While half the Big Blue Nation is busy complaining about UK’s poor NCAA tourney seeding and the other half is licking its chops for a potential shot at revenge vs. West Virginia in the next round, a scrappy Ivy League team known for tournament upsets is hatching a plan to pull off a stunner Thursday.
No, we do not believe the Princeton Tigers have the juice to beat this Kentucky squad, but in March, just about anything can happen. So we approach with caution, and offer you this mini-game preview.
The Tigers are not the same team as they have been in the past. The four corners, halfcourt spread, backcourt screening offense is mostly a thing of the past. But not completely. Head Coach Sydney Johnson was a Georgeown assistant under John Thompson III who learned his trade from, you guessed it, former coach Pete Carrill, who is credited as the architect of the “Princeton offense.”
However, this year’s squad will score a little bit more and push the tempo at times. They aren’t the sharp-shooting three-point bombers you may think of when remembering Princeton’s landmark upset over UCLA in 1996, but they have a couple guys who can knock down deep jumpers. Their strength is their size and rebounding. As Calipari told reporters earlier this week, “they’re bigger than us.”
How They Match Up
Princeton has enough bodies down low to give UK some trouble. They are long as a team and do a good job on the offensive glass. They will interchange a couple 6-10 guys, and their two leading scorers are 6-8 Kareem Maddox and 6-7 Ian Hummer, so size-wise they won’t be outclassed.
Princeton thrives by not turning it over and maximizing possessions. In this regard, they are similar to the backdoor cutting, shotclock working teams of the past. The primary differences lie in that Princeton will sub a lot of bodies and doesn’t mind running a bit if they can get good looks.
Princeton’s best perimeter player is Doug Davis, a good handler and streak shooter who is probably the only player in the backcourt capable of creating his own shot. He’ll need to have a big game for them to have any chance.
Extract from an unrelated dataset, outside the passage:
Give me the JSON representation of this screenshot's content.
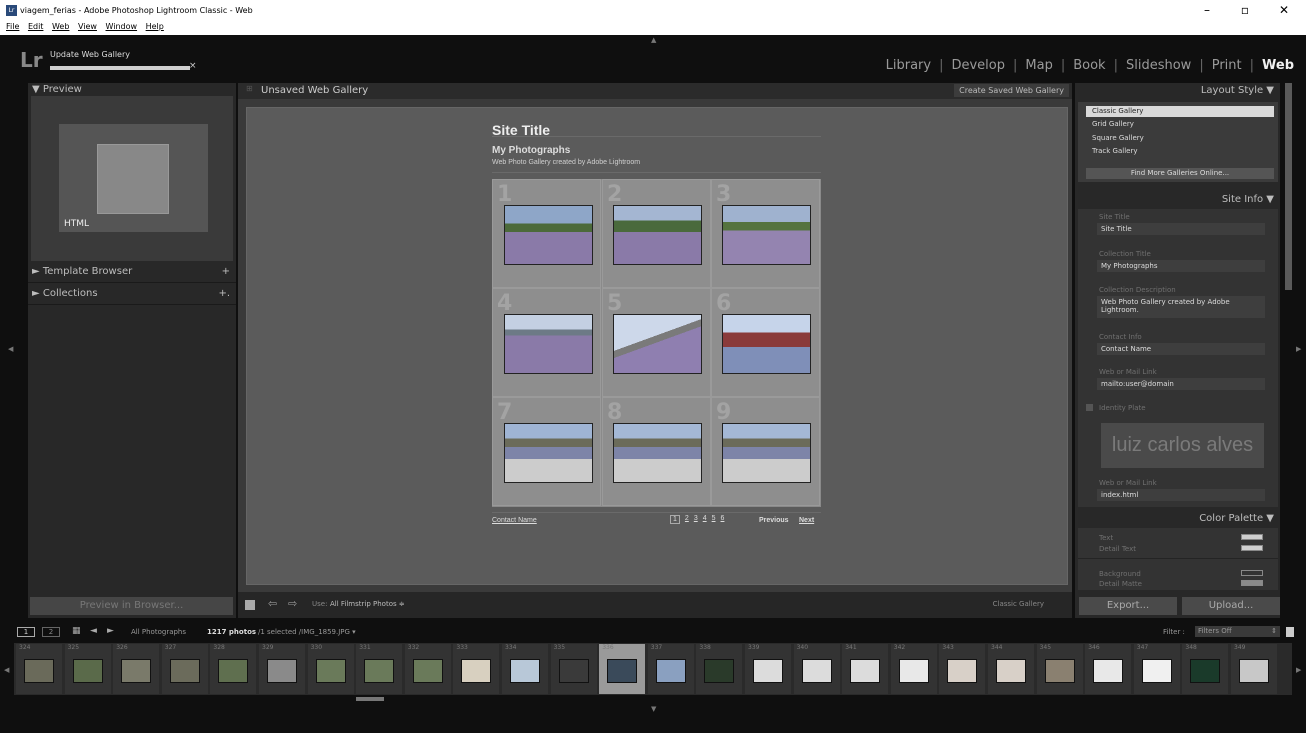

The Tigers only played two teams from BCS conferences. They beat Rutgers at home and got blown out (97-60) by Duke at Cameron Indoor Stadium back in November. They did have 25 wins and played well away from home, albeit vs. inferior competition. The fact that they beat a Big East team tells you that they won’t be intimidated.
Princeton’s senior class went 6-23 as freshmen, which was the worst team in the conference that year. The three senior starters have a lot of heart and will likely put up a fight to the finish, even if the score gets out of hand.
What to Watch For
For Princeton, the key will be whether they can get a clean shot off from the perimeter. If they can, and they’re making them early, this one could be a bit more interesting than expected.
For Kentucky, it will be interesting to see how much Vargas plays and if he can maintain his recent intensity and energy. If Vargas can provide 8-10 minutes of inspired play in this tournament, UK’s chances of a deep run go up exponentially.
Unfortunately for Princeton, they run into a Kentucky team that is hitting on all cylinders both offensively and defensively. UK’s superior athletes and length on the perimeter will completely swallow the small, slow footed Tiger backcourt and prevent them from getting any kind of clean looks in a halfcourt game.
If Princeton tries to push the pace, it could be even worse. The Cats possess great team speed and every player 1 through 6 can get up and down the floor. An up-tempo game, where UK can unleash its herd of gazelles, will spell doom for the smart kids.
About the only shot Princeton will have is if it can get the ball inside and get some fortuitous foul calls against Kentucky’s bigs (I fear we’ll be saying this a lot for UK during this tournament), forcing the Cats to play a little more tentatively on defense and giving Princeton shooters more space. We’d be surprised if the Tigers are still in the game by the first TV timeout of the second half—and think UK will be a little too athletic down the stretch.